6.3 Par ailleurs, l'exécution du renvoi peut être raisonnablement exigée au
sens de l'art. 44 al. 2 LAsi et de l'art. 14a al. 4 LSEE, si elle n'implique pas
une mise en danger concrète de l'étranger (en ce sens JICRA 1996 n° 23
consid. 5 et JICRA n° 20 consid. 8a et b p. 200ss).
En l'occurrence, il ne ressort du dossier aucun élément dont on pourrait
inférer que l'exécution de cette mesure impliquerait une mise en danger
concrète et personnelle de la recourante en relation avec la situation
générale régnant dans son pays. Il est en effet notoire que le Cameroun
ne connaît pas une situation de guerre, de guerre civile ou de violence
généralisée qui permettrait d'emblée - et indépendamment des
circonstances du cas d'espèce - de présumer, à propos de tous les
ressortissants du pays, l'existence d'une mise en danger concrète au sens
de l'art. 14a al. 4 LSEE.
Pour ce qui a trait à la situation personnelle de la recourante, force est de
constater qu'elle n'a fait valoir aucun motif d'ordre personnel susceptible
de faire obstacle à l'exécution du renvoi au sens de l'art. 14a al. 4 LSEE.
De tels obstacles ne ressortent pas non plus d'un examen d'office du
dossier.
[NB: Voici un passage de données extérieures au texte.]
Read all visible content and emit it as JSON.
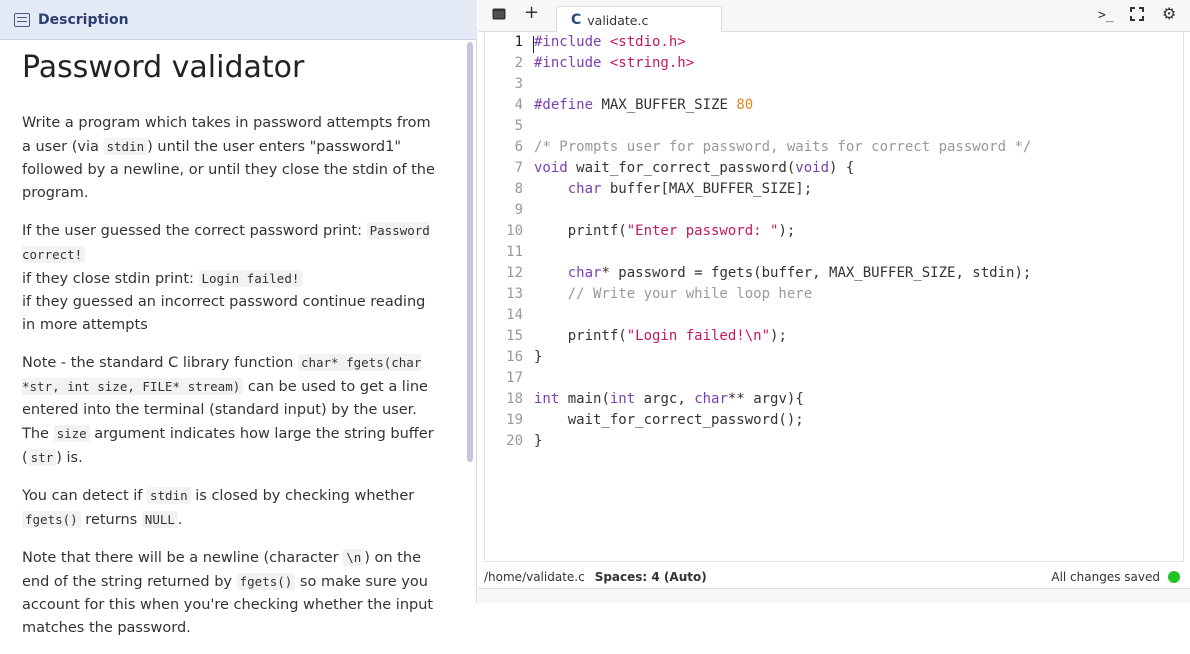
{
  "left_panel": {
    "tab_label": "Description",
    "title": "Password validator",
    "p1": "Write a program which takes in password attempts from a user (via",
    "p1_code": "stdin",
    "p1_rest": ") until the user enters \"password1\" followed by a newline, or until they close the stdin of the program.",
    "p2_a": "If the user guessed the correct password print: ",
    "p2_code1": "Password correct!",
    "p2_b": "if they close stdin print: ",
    "p2_code2": "Login failed!",
    "p2_c": "if they guessed an incorrect password continue reading in more attempts",
    "p3_a": "Note - the standard C library function ",
    "p3_code1": "char* fgets(char *str, int size, FILE* stream)",
    "p3_b": " can be used to get a line entered into the terminal (standard input) by the user. The ",
    "p3_code2": "size",
    "p3_c": " argument indicates how large the string buffer (",
    "p3_code3": "str",
    "p3_d": ") is.",
    "p4_a": "You can detect if ",
    "p4_code1": "stdin",
    "p4_b": " is closed by checking whether ",
    "p4_code2": "fgets()",
    "p4_c": " returns ",
    "p4_code3": "NULL",
    "p4_d": ".",
    "p5_a": "Note that there will be a newline (character ",
    "p5_code1": "\\n",
    "p5_b": ") on the end of the string returned by ",
    "p5_code2": "fgets()",
    "p5_c": " so make sure you account for this when you're checking whether the input matches the password."
  },
  "editor": {
    "tab_icon": "C",
    "tab_filename": "validate.c",
    "toolbar_icons": [
      "terminal-panel-icon",
      "plus-icon",
      "console-icon",
      "fullscreen-icon",
      "gear-icon"
    ],
    "toolbar_plus": "+",
    "toolbar_console": ">_",
    "toolbar_fullscreen": "⛶",
    "toolbar_gear": "⚙",
    "lines": [
      {
        "n": "1",
        "text": "#include <stdio.h>"
      },
      {
        "n": "2",
        "text": "#include <string.h>"
      },
      {
        "n": "3",
        "text": ""
      },
      {
        "n": "4",
        "text": "#define MAX_BUFFER_SIZE 80"
      },
      {
        "n": "5",
        "text": ""
      },
      {
        "n": "6",
        "text": "/* Prompts user for password, waits for correct password */"
      },
      {
        "n": "7",
        "text": "void wait_for_correct_password(void) {"
      },
      {
        "n": "8",
        "text": "    char buffer[MAX_BUFFER_SIZE];"
      },
      {
        "n": "9",
        "text": ""
      },
      {
        "n": "10",
        "text": "    printf(\"Enter password: \");"
      },
      {
        "n": "11",
        "text": ""
      },
      {
        "n": "12",
        "text": "    char* password = fgets(buffer, MAX_BUFFER_SIZE, stdin);"
      },
      {
        "n": "13",
        "text": "    // Write your while loop here"
      },
      {
        "n": "14",
        "text": ""
      },
      {
        "n": "15",
        "text": "    printf(\"Login failed!\\n\");"
      },
      {
        "n": "16",
        "text": "}"
      },
      {
        "n": "17",
        "text": ""
      },
      {
        "n": "18",
        "text": "int main(int argc, char** argv){"
      },
      {
        "n": "19",
        "text": "    wait_for_correct_password();"
      },
      {
        "n": "20",
        "text": "}"
      }
    ]
  },
  "status_bar": {
    "path": "/home/validate.c",
    "spaces": "Spaces: 4 (Auto)",
    "saved": "All changes saved",
    "saved_color": "#22c422"
  },
  "colors": {
    "keyword": "#7a3fb0",
    "string": "#c4195b",
    "number": "#e08a1e",
    "comment": "#999999",
    "header_bg": "#e3eaf6"
  }
}
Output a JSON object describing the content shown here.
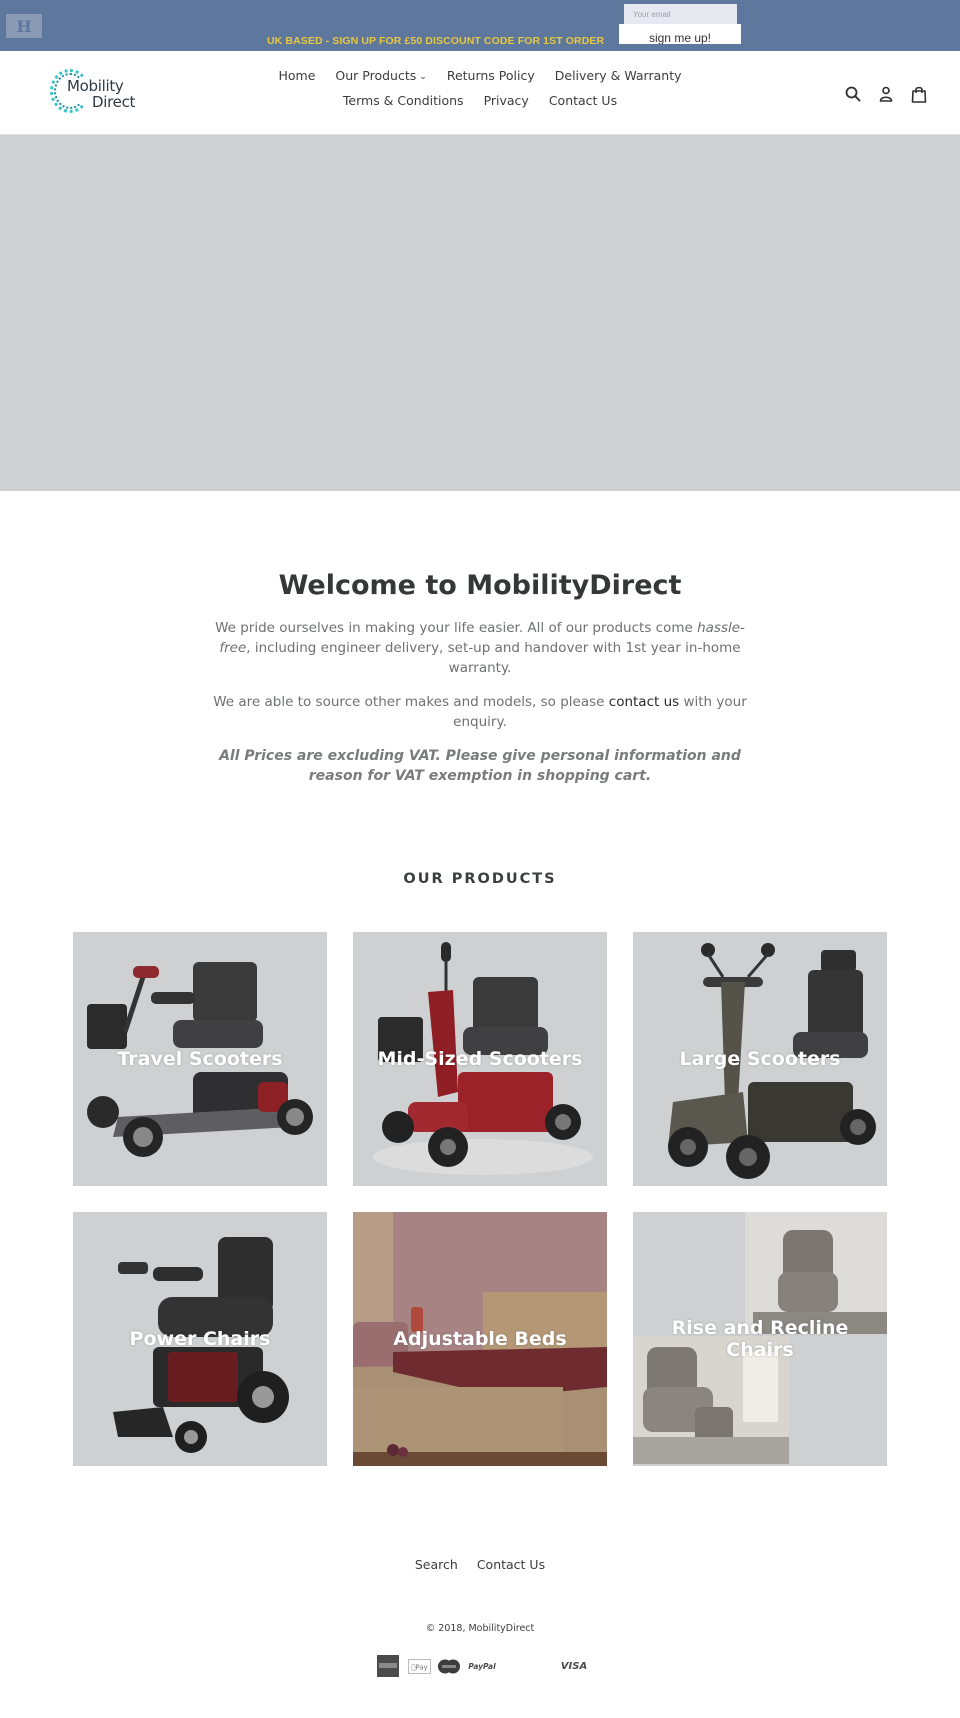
{
  "promo": {
    "badge_glyph": "H",
    "message": "UK BASED - SIGN UP FOR £50 DISCOUNT CODE FOR 1ST ORDER",
    "email_placeholder": "Your email",
    "submit_label": "sign me up!",
    "colors": {
      "bar": "#5e779c",
      "message": "#e8c840"
    }
  },
  "header": {
    "logo": {
      "line1": "Mobility",
      "line2": "Direct",
      "accent": "#3bc3c8"
    },
    "nav_row1": [
      {
        "label": "Home"
      },
      {
        "label": "Our Products",
        "has_dropdown": true,
        "chevron": "⌄"
      },
      {
        "label": "Returns Policy"
      },
      {
        "label": "Delivery & Warranty"
      }
    ],
    "nav_row2": [
      {
        "label": "Terms & Conditions"
      },
      {
        "label": "Privacy"
      },
      {
        "label": "Contact Us"
      }
    ],
    "icons": [
      "search-icon",
      "account-icon",
      "cart-icon"
    ]
  },
  "welcome": {
    "title": "Welcome to MobilityDirect",
    "para1_before": "We pride ourselves in making your life easier. All of our products come ",
    "para1_em": "hassle-free",
    "para1_after": ", including engineer delivery, set-up and handover with 1st year in-home warranty.",
    "para2_before": "We are able to source other makes and models, so please ",
    "para2_link": "contact us",
    "para2_after": " with your enquiry.",
    "vat_note": "All Prices are excluding VAT. Please give personal information and reason for VAT exemption in shopping cart."
  },
  "products": {
    "title": "OUR PRODUCTS",
    "items": [
      {
        "label": "Travel Scooters"
      },
      {
        "label": "Mid-Sized Scooters"
      },
      {
        "label": "Large Scooters"
      },
      {
        "label": "Power Chairs"
      },
      {
        "label": "Adjustable Beds"
      },
      {
        "label": "Rise and Recline Chairs"
      }
    ]
  },
  "footer": {
    "links": [
      {
        "label": "Search"
      },
      {
        "label": "Contact Us"
      }
    ],
    "copyright": "© 2018, MobilityDirect",
    "payments": [
      "American Express",
      "Apple Pay",
      "Mastercard",
      "PayPal",
      "Visa"
    ],
    "payment_labels": {
      "apple": "Pay",
      "paypal": "PayPal",
      "visa": "VISA"
    }
  }
}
L'intéressée est jeune, n'a pas fait valoir de problèmes de santé et
dispose d'un réseau familial et social au Cameroun. En outre, elle est au
bénéfice d'une expérience professionnelle de plusieurs années comme
coiffeuse, qu'elle a vécue avant de venir en Suisse. Dans ces conditions,
elle ne devrait rencontrer aucune difficulté majeure à se réinstaller dans
son pays d'origine.
L'exécution du renvoi apparaît ainsi être raisonnablement exigible au sens
de la disposition précitée.
6.4 L'exécution du renvoi est enfin possible. En l'état, l'intéressée est tenue
d'entreprendre toutes les démarches nécessaires auprès de la
représentation de son pays d'origine en vue de l'obtention de documents
de voyage lui permettant de retourner dans ce pays.
97. Au vu de ce qui précède, la décision de l'autorité de première instance
portant sur le renvoi et l'exécution de cette mesure est conforme aux
dispositions précitées. Il s'ensuit que le recours doit également être rejeté
sur ces points.
8.
8.1 Pour des motifs ayant trait au litige, il est renoncé aux frais de procédure.
Par conséquent, la demande d'assistance judiciaire partielle est sans
objet.
8.2 Par ailleurs, il ne se justifie pas d'allouer des dépens au sens de l'art. 64
al. 1 PA et de l'art. 7 du Règlement du 11 décembre 2006 concernant les
frais, dépens et indemnités fixés par le Tribunal administratif fédéral
(FITAF, RS 173.320.2), et ce malgré le vice de procédure invoqué à bon
droit dans le recours. En effet, il n'apparaît pas que la défense des intérêts
de l'intéressée lui a occasionné des frais indispensables et relativement
élevés selon les dispositions précitées, dès lors que l'ODM a effectué, à
ses propres frais, la traduction de la décision attaquée.
(dispositif page suivante)
10
Par ces motifs, le Tribunal administratif fédéral prononce :
1. Le recours est rejeté.
2. Il est statué sans frais ni dépens.
3. La demande d'assistance judiciaire partielle est sans objet.
4. le présent arrêt est communiqué :
- à la recourante (par courrier recommandé)
- à l'autorité intimée (n° de réf. N._______ ; par lettre simple)
- à la police des étrangers du canton de B._______.